Charlie’s Pride does not offer the au jus packets all the time. Rather, they are used to showcase a new product or used with an existing product to show retailers that the company is doing what it can to try and help sales in the deli area. With so many varieties, it also can rotate the featured packet on a regular basis. They have become so popular that he often gets calls from retailers looking to buy the packets, but he has resisted selling them separately.

“If we do, then it becomes not special anymore,”he says. “We want to keep the mystique.”

The small size of the packets allows for easy shipping to retailers, but there is still a cost in manufacturing and packaging the powder. Dickman chalks that cost up to the price of thinking outside of the box.

“We understand that we need to be better than the big guys,”he adds. “As a smaller processor, you have to do things that others won’t do.”

The premium deli market has been a successful niche for Charlie’s Pride. Along with its regular line of roast beef products, it offers specialty items such as Angus and American Kobe beef as well as Korubota ham. The company added a second facility in Vernon in 2009, and now employs more than 150 people. Dickman notes that Charlie’s Pride grew in 2010 despite a difficult economic landscape, and it’s done well to date in 2011.

A well-balanced portfolio is one of the company’s strengths, as its sales are split 65 percent in retail and 35 percent in foodservice. Part of the company’s recent growth has come from focusing strongly on increasing its foodservice sales.
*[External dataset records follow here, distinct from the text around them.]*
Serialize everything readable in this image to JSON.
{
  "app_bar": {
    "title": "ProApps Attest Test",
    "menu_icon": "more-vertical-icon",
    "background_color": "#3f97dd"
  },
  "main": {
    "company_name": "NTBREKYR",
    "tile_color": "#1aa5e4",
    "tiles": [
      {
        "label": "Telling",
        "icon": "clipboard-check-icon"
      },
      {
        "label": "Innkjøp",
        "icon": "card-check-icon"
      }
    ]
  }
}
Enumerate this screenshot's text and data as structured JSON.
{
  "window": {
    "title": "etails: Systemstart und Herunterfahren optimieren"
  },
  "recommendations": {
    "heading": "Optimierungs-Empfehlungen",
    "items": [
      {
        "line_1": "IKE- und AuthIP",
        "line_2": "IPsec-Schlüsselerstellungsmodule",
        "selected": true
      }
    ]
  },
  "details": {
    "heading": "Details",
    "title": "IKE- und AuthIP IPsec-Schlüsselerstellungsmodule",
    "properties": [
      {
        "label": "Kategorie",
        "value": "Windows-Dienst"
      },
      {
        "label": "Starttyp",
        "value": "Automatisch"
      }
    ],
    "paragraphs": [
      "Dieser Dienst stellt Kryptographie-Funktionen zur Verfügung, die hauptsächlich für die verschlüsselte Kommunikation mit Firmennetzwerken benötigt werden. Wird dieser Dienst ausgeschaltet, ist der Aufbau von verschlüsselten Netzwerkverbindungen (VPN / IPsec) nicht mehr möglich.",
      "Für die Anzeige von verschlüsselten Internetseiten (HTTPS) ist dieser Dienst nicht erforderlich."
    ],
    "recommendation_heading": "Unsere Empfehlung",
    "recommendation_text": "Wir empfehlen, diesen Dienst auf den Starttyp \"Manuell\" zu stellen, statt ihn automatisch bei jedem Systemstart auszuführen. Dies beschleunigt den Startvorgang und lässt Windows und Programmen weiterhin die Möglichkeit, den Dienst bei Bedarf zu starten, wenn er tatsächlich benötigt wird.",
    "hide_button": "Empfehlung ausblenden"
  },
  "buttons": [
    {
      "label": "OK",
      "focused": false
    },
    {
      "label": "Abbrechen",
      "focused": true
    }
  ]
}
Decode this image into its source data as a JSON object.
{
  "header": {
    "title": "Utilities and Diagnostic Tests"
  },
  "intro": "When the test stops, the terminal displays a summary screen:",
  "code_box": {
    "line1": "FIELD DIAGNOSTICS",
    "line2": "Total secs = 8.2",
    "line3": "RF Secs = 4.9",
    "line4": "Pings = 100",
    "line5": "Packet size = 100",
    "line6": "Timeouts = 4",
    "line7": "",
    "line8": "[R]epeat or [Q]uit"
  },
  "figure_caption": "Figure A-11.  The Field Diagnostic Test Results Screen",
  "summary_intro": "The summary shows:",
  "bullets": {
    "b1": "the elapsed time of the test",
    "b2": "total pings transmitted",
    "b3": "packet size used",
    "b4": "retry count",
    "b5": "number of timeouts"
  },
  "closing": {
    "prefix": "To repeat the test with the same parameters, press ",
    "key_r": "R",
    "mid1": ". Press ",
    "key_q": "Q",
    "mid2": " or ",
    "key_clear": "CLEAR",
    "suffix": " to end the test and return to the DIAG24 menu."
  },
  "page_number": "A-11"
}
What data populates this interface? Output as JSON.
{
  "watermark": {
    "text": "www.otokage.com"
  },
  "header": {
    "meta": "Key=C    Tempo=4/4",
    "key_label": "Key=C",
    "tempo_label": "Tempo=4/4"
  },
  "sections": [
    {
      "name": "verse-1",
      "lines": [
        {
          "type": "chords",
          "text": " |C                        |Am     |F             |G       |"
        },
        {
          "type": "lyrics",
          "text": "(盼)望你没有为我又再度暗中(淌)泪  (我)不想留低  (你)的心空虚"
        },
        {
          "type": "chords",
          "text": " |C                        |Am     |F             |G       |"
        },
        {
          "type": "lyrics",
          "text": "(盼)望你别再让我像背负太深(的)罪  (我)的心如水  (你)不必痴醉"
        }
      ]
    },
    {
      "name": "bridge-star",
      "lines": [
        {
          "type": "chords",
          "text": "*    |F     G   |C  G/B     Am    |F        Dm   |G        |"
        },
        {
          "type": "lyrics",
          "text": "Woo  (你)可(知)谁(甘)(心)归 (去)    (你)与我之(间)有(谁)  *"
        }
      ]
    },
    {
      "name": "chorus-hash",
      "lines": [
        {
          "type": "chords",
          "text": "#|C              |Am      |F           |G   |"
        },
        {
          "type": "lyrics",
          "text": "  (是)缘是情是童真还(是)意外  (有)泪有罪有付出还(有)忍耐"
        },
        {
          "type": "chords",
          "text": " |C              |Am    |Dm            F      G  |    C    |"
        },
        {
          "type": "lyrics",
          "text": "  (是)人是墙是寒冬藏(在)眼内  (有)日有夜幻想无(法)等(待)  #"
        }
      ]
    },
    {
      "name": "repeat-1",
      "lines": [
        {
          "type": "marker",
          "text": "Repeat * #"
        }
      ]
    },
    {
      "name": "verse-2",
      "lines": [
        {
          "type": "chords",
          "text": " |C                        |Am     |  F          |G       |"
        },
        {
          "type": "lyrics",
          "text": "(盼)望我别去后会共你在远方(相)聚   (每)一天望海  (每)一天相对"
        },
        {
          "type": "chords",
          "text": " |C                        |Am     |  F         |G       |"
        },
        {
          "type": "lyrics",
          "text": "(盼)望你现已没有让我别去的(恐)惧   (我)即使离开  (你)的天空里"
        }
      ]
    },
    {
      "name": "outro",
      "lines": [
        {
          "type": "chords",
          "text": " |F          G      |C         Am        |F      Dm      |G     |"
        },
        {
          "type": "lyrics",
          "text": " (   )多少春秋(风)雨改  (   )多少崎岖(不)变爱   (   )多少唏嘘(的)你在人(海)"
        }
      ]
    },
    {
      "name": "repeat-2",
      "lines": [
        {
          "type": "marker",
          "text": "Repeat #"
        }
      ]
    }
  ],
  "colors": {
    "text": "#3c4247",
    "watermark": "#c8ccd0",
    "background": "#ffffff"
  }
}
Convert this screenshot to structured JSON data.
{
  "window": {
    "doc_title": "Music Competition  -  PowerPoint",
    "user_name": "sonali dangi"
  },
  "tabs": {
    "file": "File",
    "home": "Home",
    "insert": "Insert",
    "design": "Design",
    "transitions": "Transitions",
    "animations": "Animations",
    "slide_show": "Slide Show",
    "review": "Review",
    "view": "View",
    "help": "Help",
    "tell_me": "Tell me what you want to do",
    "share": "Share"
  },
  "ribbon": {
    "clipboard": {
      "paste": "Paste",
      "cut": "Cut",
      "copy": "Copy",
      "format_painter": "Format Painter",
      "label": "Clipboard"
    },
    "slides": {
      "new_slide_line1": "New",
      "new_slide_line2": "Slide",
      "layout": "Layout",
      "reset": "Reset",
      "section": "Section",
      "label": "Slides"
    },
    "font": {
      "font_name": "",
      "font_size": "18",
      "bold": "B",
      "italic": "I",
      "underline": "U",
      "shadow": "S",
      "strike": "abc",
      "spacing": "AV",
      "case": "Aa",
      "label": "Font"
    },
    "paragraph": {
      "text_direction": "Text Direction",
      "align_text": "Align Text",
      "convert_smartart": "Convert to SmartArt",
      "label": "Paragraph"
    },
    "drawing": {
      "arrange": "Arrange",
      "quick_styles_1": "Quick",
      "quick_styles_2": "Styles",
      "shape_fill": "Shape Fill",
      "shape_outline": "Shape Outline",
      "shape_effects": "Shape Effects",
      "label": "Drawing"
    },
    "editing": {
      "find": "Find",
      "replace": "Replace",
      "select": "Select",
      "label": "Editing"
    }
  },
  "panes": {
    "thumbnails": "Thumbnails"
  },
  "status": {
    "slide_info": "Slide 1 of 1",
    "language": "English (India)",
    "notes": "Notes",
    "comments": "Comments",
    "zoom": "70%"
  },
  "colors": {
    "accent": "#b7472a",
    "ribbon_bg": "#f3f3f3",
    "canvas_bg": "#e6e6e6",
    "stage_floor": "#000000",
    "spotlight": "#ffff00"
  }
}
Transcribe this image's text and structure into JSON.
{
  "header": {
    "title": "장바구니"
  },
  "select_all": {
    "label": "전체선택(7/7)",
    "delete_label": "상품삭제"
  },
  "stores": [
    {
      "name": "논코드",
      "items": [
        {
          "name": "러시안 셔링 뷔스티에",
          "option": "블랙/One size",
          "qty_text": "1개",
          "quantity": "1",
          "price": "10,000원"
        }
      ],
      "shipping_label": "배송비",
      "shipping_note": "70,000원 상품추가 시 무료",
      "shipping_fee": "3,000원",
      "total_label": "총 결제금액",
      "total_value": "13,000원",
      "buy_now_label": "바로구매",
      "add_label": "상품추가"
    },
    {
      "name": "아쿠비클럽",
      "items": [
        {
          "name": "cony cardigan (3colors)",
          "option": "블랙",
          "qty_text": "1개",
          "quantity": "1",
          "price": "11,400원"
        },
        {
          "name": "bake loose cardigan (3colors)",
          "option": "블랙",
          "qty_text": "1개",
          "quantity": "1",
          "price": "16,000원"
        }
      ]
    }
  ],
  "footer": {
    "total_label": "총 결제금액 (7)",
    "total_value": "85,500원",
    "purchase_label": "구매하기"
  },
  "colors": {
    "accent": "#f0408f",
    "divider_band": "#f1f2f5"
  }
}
“When restaurants are down in [customers], that’s a good time to look at possible changes,”he points out. “If things aren’t working and they’re not profitable, they’ll be looking at making changes.”

Dickman notes that his family’s business is entrepreneurial-minded and has the capability to move quickly on new ideas. Just as he does with the deli sector, Dickman believes that supporting the foodservice sector now will pay bigger dividends in the future.

“Things will turn around for them, and [we’ll all] start making money again,”he says.